There are 34 wildfires of note that are a threat to public safety or highly visible.
Schweitzer said visibility remains a problem for crews however, with some precipitation falling on some fires but a return of the hot and dry conditions has led to increased smoke in many regions.
Not enough rain fell to make any significant difference.
Despite these issues, to date crews have flown more than 4,000 hours with the Wildfire Service air tanker fleet and more than 23,000 hours with its helicopters, Schweitzer added.
About 4,500 properties remain on evacuation order, while more than 21,000 are on evacuation alert.
One of the most aggressive fires burning is the White Rock Lake fire, west of Vernon.
That blaze has grown to 32,500 hectares, and over the weekend, moved 14 kilometres in just one night.
Officials have issued a number of new evacuation orders and alerts as residents create their own fireguards around their properties.

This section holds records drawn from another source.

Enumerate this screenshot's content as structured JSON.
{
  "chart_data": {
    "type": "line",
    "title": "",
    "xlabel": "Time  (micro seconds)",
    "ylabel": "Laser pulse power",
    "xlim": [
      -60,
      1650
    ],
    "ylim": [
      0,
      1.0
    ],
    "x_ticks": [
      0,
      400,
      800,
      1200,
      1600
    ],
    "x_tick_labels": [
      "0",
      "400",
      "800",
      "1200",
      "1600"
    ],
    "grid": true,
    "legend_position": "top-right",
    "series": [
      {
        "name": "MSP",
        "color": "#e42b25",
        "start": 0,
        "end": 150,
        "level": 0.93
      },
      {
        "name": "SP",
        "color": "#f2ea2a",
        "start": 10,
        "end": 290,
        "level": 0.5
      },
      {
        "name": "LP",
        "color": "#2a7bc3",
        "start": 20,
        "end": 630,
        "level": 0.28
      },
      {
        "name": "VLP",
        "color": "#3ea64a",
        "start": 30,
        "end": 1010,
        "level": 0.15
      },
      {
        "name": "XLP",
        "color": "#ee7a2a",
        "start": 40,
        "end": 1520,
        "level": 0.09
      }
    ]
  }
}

Smoke from the fire was causing big problems at the Kelowna International Airport and flights were cancelled since planes could not take off or land.
Flights were expected to resume Tuesday afternoon.

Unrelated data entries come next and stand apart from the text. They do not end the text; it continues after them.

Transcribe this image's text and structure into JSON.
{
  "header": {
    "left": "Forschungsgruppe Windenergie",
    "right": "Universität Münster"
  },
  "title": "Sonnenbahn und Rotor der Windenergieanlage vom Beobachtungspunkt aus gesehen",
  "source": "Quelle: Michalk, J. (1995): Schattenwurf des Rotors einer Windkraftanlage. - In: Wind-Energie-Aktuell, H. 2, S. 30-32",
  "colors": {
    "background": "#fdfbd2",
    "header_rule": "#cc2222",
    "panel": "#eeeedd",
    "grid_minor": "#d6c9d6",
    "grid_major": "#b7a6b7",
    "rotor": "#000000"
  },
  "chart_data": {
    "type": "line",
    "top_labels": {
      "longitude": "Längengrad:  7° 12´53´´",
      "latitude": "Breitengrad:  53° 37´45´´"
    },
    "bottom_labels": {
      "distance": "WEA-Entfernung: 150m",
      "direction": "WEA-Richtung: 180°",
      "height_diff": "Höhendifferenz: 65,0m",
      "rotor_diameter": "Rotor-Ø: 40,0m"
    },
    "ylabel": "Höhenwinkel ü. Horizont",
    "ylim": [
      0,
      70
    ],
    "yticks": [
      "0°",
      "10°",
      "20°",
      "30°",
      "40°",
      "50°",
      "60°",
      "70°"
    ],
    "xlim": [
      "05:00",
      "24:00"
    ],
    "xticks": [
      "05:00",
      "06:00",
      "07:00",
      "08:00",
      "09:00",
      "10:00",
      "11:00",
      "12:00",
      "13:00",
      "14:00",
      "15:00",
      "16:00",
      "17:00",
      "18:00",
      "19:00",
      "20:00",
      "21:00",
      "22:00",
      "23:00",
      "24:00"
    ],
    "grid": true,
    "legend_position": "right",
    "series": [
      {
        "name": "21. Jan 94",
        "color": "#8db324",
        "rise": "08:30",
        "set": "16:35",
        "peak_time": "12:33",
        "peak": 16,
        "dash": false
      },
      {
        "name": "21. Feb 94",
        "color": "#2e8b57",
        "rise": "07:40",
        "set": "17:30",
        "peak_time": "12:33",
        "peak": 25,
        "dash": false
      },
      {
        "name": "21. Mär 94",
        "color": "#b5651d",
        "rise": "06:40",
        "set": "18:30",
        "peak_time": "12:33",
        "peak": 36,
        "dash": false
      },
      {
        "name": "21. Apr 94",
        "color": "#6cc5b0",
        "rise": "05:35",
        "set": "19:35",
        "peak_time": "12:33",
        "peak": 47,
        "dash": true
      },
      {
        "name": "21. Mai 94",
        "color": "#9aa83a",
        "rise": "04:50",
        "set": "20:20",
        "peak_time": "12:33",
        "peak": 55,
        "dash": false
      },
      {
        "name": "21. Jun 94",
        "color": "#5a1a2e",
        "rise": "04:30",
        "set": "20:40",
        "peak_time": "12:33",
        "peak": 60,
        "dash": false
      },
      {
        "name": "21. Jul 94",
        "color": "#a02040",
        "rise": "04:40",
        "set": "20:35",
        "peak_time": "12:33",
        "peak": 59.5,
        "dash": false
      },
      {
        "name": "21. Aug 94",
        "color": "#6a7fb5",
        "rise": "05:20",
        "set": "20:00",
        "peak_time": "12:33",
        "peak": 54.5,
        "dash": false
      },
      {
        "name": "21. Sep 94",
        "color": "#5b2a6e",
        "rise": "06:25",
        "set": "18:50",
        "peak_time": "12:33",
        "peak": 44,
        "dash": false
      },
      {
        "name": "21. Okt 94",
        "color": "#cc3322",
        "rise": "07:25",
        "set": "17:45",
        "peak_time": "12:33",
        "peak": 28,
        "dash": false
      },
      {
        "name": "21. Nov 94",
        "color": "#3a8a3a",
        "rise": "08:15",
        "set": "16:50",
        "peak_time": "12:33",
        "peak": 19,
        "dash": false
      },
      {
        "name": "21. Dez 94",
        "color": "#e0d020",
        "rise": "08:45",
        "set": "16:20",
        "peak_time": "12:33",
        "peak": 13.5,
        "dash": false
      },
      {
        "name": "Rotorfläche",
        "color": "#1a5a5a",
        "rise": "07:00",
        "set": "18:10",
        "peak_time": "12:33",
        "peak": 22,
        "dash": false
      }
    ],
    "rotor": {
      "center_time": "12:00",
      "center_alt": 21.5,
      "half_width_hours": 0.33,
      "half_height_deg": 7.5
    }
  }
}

The White Rock Lake fire received some precipitation over the past 48 hours. However, the BC Wildfire Service said given the drought conditions, the minimal precipitation provided only a short reprieve. A weak southwest flow will bring drier, warmer air back to the region on Tuesday, quickly drying out forest fuels.
Winds could also pick up Tuesday afternoon.
In some good news, the evacuation order for properties around Spences Bridge was downgraded at noon Tuesday.
Highway 8 also reopened at the same time.
Dozens of properties have been under evacuation alert or order for weeks, with the Lytton Creek wildfire burning nearby.
It has scorched more than 51,000 hectares so far.
Schweitzer reminded every British Columbian on Tuesday that it is only early August and everyone needs to remain diligent.
Over the long weekend, the vast majority of new fire starts were due to natural causes, he said, but there were some human-caused fires that needed to be put out.
“So far the 2021 season has been very busy for our crews,” Schweitzer said.
“If you would like to support our work please post a sign thanking them for their work.”